Héritière d'une dynastie de bâtisseurs, propriétaire d'une partie de Monaco, Hélène Pastor était à la tête d'une fortune estimée à 12 milliards d'euros, selon un connaisseur du dossier.

Confrontation à venir

Aucun élément matériel ne confirme à ce stade les nouvelles accusations visant Wojciech Janowski, qui clame aujourd'hui son innocence après avoir, dans un premier temps, reconnu les faits. Une confrontation entre Wojciech Janowski et Pascal Dauriac doit avoir lieu le mois prochain dans le bureau du juge marseillais Christophe Perruault en charge de l'enquête.

Hélène Pastor et son chauffeur étaient tombés le 6 mai dans un guet-apens devant un hôpital de Nice. Un tireur embusqué avait fait feu deux fois à travers la vitre du passager, avant de prendre la fuite en compagnie d'un complice. Mohamed Darwich, 54 ans, avait succombé à ses blessures le 10 mai, et Hélène Pastor, 77 ans, le 21 mai.
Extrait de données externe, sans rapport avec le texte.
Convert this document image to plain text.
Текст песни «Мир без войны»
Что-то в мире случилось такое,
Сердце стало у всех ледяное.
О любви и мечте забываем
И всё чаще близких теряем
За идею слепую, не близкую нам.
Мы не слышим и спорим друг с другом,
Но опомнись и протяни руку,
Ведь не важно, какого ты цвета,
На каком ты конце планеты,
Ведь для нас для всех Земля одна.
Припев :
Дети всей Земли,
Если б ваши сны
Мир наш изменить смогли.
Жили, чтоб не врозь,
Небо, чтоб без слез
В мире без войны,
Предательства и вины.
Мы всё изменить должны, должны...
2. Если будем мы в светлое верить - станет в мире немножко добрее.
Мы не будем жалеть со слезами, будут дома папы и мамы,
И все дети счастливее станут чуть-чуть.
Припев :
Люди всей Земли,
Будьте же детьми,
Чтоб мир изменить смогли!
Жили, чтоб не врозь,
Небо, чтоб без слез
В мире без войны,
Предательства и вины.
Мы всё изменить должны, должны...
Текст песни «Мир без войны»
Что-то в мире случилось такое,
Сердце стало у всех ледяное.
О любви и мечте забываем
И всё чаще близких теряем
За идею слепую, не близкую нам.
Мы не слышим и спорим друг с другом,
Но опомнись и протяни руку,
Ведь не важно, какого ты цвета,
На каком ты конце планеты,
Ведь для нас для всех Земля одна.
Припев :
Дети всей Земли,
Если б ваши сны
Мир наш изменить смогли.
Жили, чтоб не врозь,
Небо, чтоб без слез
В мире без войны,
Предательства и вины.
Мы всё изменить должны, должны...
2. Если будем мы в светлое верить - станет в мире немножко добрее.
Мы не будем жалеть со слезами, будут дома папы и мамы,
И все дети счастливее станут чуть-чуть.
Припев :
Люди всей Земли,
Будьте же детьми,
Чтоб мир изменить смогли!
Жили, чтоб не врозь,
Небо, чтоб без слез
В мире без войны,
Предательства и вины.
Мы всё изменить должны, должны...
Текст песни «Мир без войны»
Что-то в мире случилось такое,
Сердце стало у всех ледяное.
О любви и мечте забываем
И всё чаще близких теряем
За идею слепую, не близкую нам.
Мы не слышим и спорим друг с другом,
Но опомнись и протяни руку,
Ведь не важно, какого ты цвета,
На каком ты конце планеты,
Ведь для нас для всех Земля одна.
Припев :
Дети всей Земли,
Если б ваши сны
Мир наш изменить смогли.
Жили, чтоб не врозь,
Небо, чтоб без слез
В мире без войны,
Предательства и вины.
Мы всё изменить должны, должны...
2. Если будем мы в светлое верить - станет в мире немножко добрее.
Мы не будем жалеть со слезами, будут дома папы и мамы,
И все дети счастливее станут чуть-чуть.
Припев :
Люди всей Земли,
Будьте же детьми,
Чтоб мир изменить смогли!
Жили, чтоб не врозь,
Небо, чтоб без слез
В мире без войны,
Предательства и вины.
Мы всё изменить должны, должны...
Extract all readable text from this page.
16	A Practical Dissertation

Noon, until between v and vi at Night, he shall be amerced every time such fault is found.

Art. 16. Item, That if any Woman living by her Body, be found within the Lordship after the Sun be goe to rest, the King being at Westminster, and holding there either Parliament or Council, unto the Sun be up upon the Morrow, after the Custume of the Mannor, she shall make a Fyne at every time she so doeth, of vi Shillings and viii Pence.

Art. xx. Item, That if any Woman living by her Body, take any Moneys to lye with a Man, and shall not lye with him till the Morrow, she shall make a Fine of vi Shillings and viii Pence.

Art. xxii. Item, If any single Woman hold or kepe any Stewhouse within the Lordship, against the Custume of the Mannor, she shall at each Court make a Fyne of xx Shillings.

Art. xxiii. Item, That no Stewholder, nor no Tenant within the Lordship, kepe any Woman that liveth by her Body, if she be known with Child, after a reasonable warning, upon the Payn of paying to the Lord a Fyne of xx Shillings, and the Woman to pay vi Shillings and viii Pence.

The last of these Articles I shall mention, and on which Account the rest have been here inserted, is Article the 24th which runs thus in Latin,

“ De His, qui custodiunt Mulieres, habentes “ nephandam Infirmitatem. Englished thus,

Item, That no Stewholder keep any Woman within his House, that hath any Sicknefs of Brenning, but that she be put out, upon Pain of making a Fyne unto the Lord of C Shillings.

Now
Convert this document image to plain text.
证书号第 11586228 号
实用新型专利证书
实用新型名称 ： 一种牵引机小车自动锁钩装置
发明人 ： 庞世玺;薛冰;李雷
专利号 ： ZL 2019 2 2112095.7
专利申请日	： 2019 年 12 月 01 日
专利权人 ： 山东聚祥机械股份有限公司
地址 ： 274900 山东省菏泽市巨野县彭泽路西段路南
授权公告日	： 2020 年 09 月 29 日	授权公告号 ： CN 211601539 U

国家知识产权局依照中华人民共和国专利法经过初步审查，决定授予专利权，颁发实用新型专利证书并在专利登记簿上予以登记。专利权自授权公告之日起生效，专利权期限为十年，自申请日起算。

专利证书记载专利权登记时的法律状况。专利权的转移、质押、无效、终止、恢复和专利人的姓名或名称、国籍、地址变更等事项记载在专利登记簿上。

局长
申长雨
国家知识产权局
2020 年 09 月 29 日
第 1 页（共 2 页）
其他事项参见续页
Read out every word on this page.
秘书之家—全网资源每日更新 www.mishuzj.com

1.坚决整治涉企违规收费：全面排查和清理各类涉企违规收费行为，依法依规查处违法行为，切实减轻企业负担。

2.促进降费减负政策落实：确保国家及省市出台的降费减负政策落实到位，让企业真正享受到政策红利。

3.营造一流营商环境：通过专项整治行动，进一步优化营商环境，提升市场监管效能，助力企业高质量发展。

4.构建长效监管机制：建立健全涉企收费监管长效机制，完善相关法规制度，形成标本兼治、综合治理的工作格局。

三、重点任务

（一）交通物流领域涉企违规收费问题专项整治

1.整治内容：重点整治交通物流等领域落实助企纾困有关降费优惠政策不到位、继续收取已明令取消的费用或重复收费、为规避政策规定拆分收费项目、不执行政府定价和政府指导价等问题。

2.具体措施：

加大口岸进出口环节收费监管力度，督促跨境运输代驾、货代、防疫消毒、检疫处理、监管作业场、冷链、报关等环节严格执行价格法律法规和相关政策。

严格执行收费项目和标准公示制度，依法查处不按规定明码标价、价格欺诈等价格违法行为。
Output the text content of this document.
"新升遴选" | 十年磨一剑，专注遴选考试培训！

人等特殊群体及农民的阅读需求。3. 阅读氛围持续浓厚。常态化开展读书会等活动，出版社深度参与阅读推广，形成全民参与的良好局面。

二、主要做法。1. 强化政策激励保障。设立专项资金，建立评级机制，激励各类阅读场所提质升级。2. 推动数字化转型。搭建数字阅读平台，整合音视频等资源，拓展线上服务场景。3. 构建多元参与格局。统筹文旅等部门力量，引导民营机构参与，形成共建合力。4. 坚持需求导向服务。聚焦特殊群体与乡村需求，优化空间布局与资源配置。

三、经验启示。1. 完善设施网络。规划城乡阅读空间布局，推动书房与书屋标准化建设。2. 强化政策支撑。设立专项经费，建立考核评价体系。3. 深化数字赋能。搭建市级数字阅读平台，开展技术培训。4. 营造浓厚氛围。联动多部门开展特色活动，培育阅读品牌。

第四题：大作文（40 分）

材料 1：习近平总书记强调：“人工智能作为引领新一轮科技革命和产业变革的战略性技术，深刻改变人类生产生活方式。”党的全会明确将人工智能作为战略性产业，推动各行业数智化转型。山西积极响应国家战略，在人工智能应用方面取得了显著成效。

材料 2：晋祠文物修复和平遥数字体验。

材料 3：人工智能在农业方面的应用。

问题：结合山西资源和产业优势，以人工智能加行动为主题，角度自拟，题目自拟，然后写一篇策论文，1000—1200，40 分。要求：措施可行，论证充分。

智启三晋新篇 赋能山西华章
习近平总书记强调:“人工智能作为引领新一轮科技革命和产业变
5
Outre Janowski, six personnes ont été mises en examen dans ce dossier fin juin et cinq avaient été également écrouées, dont le tueur présumé et son complice, deux Marseillais d'origine comorienne. Depuis, un Ivoirien de 27 ans soupçonné d'avoir servi d'intermédiaire pour le recrutement du tireur a été remis en liberté.